When a treatment works even in one patient, it would still be significant given that humans respond to treatments differently. Rather than testing the idea in a larger group, we should determine why a specific treatment works in some patients and failed in others so as to establish eligibility criteria for further trials.
Herceptin was initially approved only for breast cancer patients with HER-2/neu-positive tumors. Similarly, the National Cancer Institute’s Steven Rosenberg and his colleagues have shown the success of adoptive cell therapy in some but not all melanoma patients, greatly reducing its potential for Food and Drug Administration approval. And cancer vaccines, which have shown to be successful in preventive settings during preclinical studies, have largely been abandoned because of their failure to treat advanced cancers.

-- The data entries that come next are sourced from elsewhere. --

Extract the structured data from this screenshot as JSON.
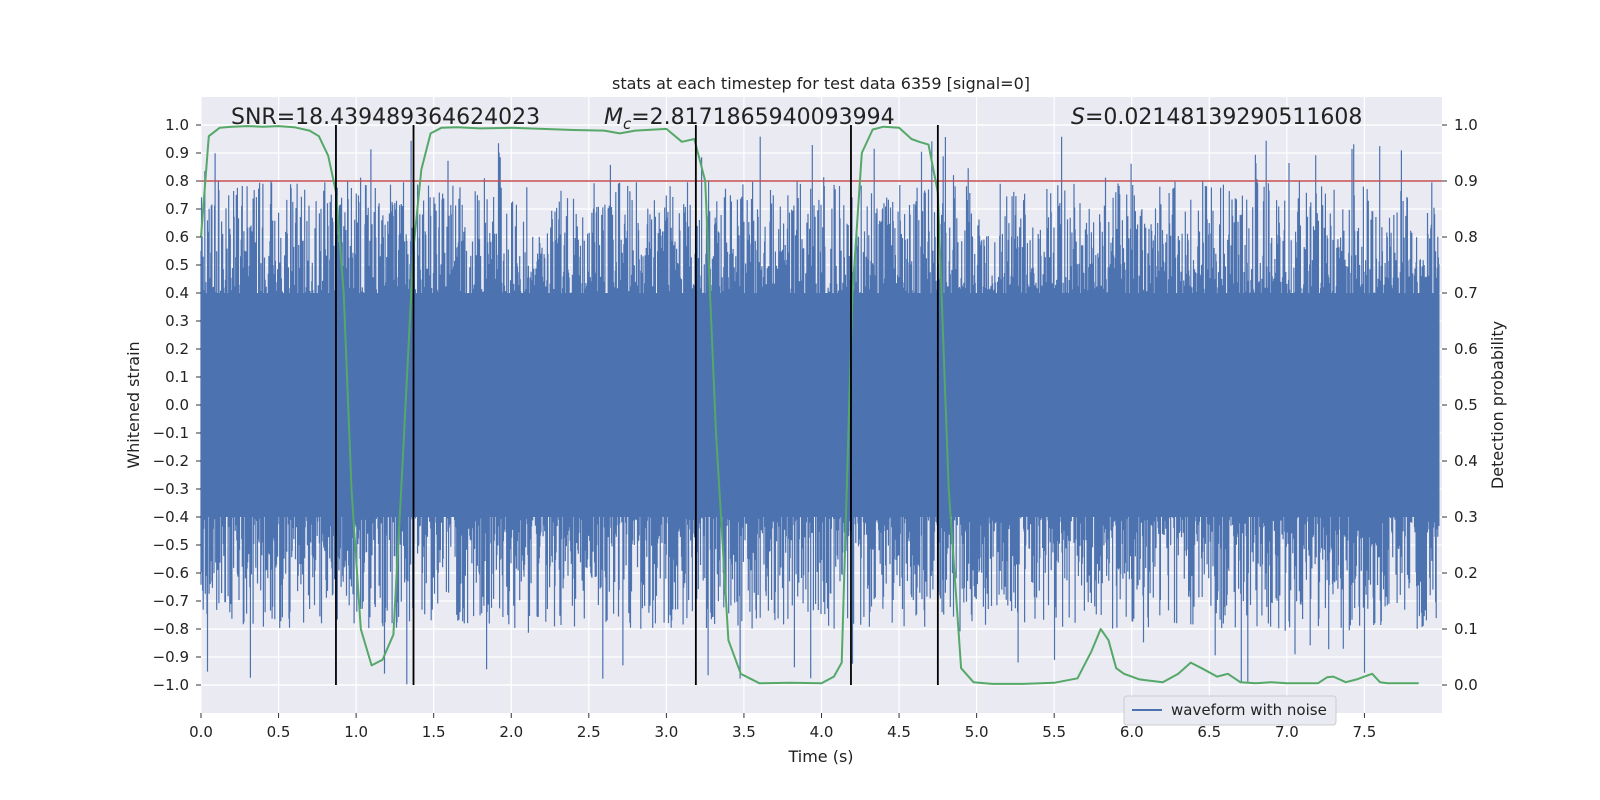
{
  "chart_data": {
    "type": "line",
    "title": "stats at each timestep for test data 6359 [signal=0]",
    "xlabel": "Time (s)",
    "ylabel": "Whitened strain",
    "ylabel_right": "Detection probability",
    "xlim": [
      0.0,
      8.0
    ],
    "ylim": [
      -1.1,
      1.1
    ],
    "ylim_right": [
      -0.05,
      1.05
    ],
    "grid": true,
    "x_ticks": [
      "0.0",
      "0.5",
      "1.0",
      "1.5",
      "2.0",
      "2.5",
      "3.0",
      "3.5",
      "4.0",
      "4.5",
      "5.0",
      "5.5",
      "6.0",
      "6.5",
      "7.0",
      "7.5"
    ],
    "y_ticks": [
      "1.0",
      "0.9",
      "0.8",
      "0.7",
      "0.6",
      "0.5",
      "0.4",
      "0.3",
      "0.2",
      "0.1",
      "0.0",
      "-0.1",
      "-0.2",
      "-0.3",
      "-0.4",
      "-0.5",
      "-0.6",
      "-0.7",
      "-0.8",
      "-0.9",
      "-1.0"
    ],
    "y_ticks_right": [
      "1.0",
      "0.9",
      "0.8",
      "0.7",
      "0.6",
      "0.5",
      "0.4",
      "0.3",
      "0.2",
      "0.1",
      "0.0"
    ],
    "annotations": {
      "snr": "SNR=18.439489364624023",
      "mc_symbol": "M",
      "mc_sub": "c",
      "mc_value": "=2.8171865940093994",
      "s_symbol": "S",
      "s_value": "=0.02148139290511608"
    },
    "legend": {
      "label": "waveform with noise",
      "placement": "lower-right"
    },
    "threshold": {
      "value": 0.9,
      "axis": "right",
      "color": "#c44e52"
    },
    "event_lines": [
      0.87,
      1.37,
      3.19,
      4.19,
      4.75
    ],
    "event_line_range": [
      -1.0,
      1.0
    ],
    "series": [
      {
        "name": "waveform with noise",
        "axis": "left",
        "color": "#4c72b0",
        "rendering": "dense noise band",
        "band_core": [
          -0.4,
          0.4
        ],
        "band_extent": [
          -1.0,
          1.0
        ]
      },
      {
        "name": "",
        "axis": "right",
        "color": "#55a868",
        "x": [
          0.0,
          0.05,
          0.12,
          0.2,
          0.3,
          0.4,
          0.5,
          0.6,
          0.7,
          0.76,
          0.82,
          0.87,
          0.92,
          0.97,
          1.03,
          1.1,
          1.17,
          1.24,
          1.3,
          1.37,
          1.42,
          1.48,
          1.55,
          1.65,
          1.8,
          2.0,
          2.2,
          2.4,
          2.6,
          2.7,
          2.8,
          3.0,
          3.1,
          3.18,
          3.25,
          3.32,
          3.4,
          3.48,
          3.6,
          3.8,
          4.0,
          4.08,
          4.13,
          4.2,
          4.26,
          4.33,
          4.4,
          4.5,
          4.58,
          4.63,
          4.69,
          4.75,
          4.82,
          4.9,
          4.98,
          5.1,
          5.3,
          5.5,
          5.65,
          5.74,
          5.8,
          5.85,
          5.9,
          5.95,
          6.05,
          6.2,
          6.3,
          6.38,
          6.45,
          6.55,
          6.62,
          6.7,
          6.8,
          6.9,
          7.0,
          7.2,
          7.26,
          7.3,
          7.38,
          7.45,
          7.5,
          7.55,
          7.6,
          7.65,
          7.72,
          7.85
        ],
        "values": [
          0.8,
          0.98,
          0.995,
          0.997,
          0.998,
          0.997,
          0.998,
          0.996,
          0.99,
          0.98,
          0.945,
          0.88,
          0.7,
          0.35,
          0.1,
          0.035,
          0.045,
          0.09,
          0.4,
          0.78,
          0.92,
          0.985,
          0.995,
          0.996,
          0.994,
          0.995,
          0.993,
          0.991,
          0.99,
          0.985,
          0.99,
          0.993,
          0.97,
          0.975,
          0.9,
          0.45,
          0.08,
          0.02,
          0.003,
          0.004,
          0.003,
          0.015,
          0.04,
          0.7,
          0.95,
          0.992,
          0.997,
          0.995,
          0.975,
          0.97,
          0.965,
          0.88,
          0.35,
          0.03,
          0.005,
          0.002,
          0.002,
          0.004,
          0.012,
          0.06,
          0.1,
          0.08,
          0.03,
          0.02,
          0.01,
          0.005,
          0.02,
          0.04,
          0.03,
          0.015,
          0.02,
          0.005,
          0.003,
          0.005,
          0.003,
          0.003,
          0.014,
          0.015,
          0.005,
          0.01,
          0.015,
          0.02,
          0.005,
          0.003,
          0.003,
          0.003
        ]
      }
    ]
  }
}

It’s puzzling to think we would ignore a preventive cancer vaccine that could potentially prevent tumor relapse because it can’t be used to treat advanced diseases. Vaccines against infectious diseases are also successful in preventive but not therapeutic settings, yet we expect unreasonably more from cancer vaccines.
The way forward
While a boost in funding alone won’t cure translational research, strategic investments will be needed to change the current system. Federal agencies such as the National Institutes of Health (NIH), the National Science Foundation, and the Department of Defense should focus on supporting projects that address the aforementioned preclinical and clinical challenges. Though some recent NIH requests for applications address provocative questions, none have yet challenged the current translational approach.
Now is the time for change. Let’s start by setting up new standards for translational research. In doing so, we can signal a turning point in the history of medical research. Otherwise, academic research will continue to suffer because the US economy can no longer afford to support it.
Masoud H. Manjili is an associate professor of microbiology and immunology at the Virginia Commonwealth University School of Medicine and Massey Cancer Center, where his research focus is on cancer and immune response.